読んでから十年以上経って、ふと思い出して考えてたら急速に理解が追いつく事、結構あるんだけど私だけかな。


猫の地球儀の「海が、」。あれってつまり、日記はここで途切れている……って事よね、多分。だから最後のクリスマスとの約束なんて、最初から叶う訳なかった……。そんなどうしようもない夢追いネコの話なんだよな……。がじゃなくて、で終わってんのがとても生々しいと思う。

当時は終盤の展開があまりに苦しくて咀嚼どころではなかったし、今思い出したら思い出したで、なまじ理解が追いついて、また受け入れる気持ちもあるせいで辛い。というか読んだ当時は楽の事が辛すぎて、「なんらかの理由で連絡が取れなかっただけだ」と思い込みたかったのかも。

そんなわけないんだよなぁ! あの物語に救いがあるとすれば、どんな悲惨な方に転ぼうと、結末がどうなろうと傍から見てアホだろうと、夢を追いたければ追えばいい。その一点だけだと思う。

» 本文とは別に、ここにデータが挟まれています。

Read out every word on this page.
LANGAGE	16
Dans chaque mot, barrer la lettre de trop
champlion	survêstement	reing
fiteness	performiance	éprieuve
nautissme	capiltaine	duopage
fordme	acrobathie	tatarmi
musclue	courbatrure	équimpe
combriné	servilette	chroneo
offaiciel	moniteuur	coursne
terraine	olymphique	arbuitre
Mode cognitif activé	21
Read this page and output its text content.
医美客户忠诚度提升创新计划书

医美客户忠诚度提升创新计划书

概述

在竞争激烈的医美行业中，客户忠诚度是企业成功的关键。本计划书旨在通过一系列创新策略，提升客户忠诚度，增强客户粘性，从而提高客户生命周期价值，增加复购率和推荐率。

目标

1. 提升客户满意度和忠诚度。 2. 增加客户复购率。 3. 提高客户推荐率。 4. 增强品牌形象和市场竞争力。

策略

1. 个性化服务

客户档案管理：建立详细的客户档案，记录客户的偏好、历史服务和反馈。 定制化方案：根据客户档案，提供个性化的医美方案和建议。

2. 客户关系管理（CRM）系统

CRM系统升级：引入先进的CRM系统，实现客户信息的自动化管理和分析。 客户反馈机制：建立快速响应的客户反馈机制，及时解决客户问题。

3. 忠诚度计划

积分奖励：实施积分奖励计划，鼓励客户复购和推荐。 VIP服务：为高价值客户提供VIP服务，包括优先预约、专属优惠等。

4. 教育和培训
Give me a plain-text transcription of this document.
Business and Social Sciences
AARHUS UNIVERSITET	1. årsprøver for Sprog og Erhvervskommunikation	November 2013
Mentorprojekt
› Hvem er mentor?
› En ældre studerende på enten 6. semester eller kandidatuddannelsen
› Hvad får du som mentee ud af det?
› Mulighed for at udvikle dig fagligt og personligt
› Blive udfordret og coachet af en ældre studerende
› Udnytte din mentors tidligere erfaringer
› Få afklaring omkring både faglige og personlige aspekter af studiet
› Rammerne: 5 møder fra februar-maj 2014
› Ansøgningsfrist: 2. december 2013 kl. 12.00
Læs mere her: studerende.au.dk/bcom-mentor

その他一切の保障は、ない! なんならそこら辺に関しても、幽はともかく、焔には救いがないと思ってる。

楽は……本人は焔を追っているだけで、そして焔にとっては本業を放り捨てるほど実は愛されていて、幸せな女だったのかな。まぁ「楽なんか見てない焔が好き」という本人の発言を鑑みると、悲しいほどのすれ違いのような気もするが……。焔に救いを見出すとしたら、楽が思ってたように、女の事なんか見向きもしない夢追い猫として奮起するかどうか、って方向になるのかなぁ。この二匹、「楽の事を実はとても顧みていた」焔の気持ちも、「楽なんか見てない焔が好き」と思っていた楽の気持ちも、読者が知ってるだけで互いに伝わっていないのが、悲惨な結末よりツライかも。お互いにその事を伝えられる時間があったら、良くも悪くもこんなに引きずらなかったと思うし。この話もなんとも孤独な話だよなぁ。 「どこで死ぬかは、お前が決めろ」ってそんな台詞があったけど、そんな感じで、人の気持ちに動かされるような甘い真似はさせない、自分がどうしたいかは自分で決めるしかないって話なんだよな。この気持ちの断絶っぷりは多分わざとやっとる構成なんだと思うし。

猫の地球儀読み返したくなって来たけど、リバエンから立て続けにコレ読み返したら心が死にそうだな。でもコレ自分が読んだ秋山作品の中でも一番救いないけど、一番刺さるんだよな、不思議と。

「イリヤの空、UFOの夏」も鬱ラノベとすら言われてる作品だが、イリヤには浅羽がいて、浅羽にはイリヤがいた。「鉄コミュニケイション」も、猫の地球儀と同じく、メインの二人の人間関係の決裂の話だけど、二人にはそれぞれ大切な存在が傍にいる。結末がどうあれ、それらは救いだと思う。

猫の地球儀は、たまたま一瞬だけ三匹の猫の人生、猫生と天使型ロボット一体のロボット生が重なっただけという感じで、それぞれのキャラの物語はそれぞれの中で終わっているようなところがある。一瞬で壊れるコミュニティの中で、友情や愛情が芽生えて、それがその後のキャラの人生に生きる事があっても、基本的に他人は他人、自分は自分でしかない。そこが救いのない話でもあり、そこが一番自分にとって刺さる部分でもあるんだと思う。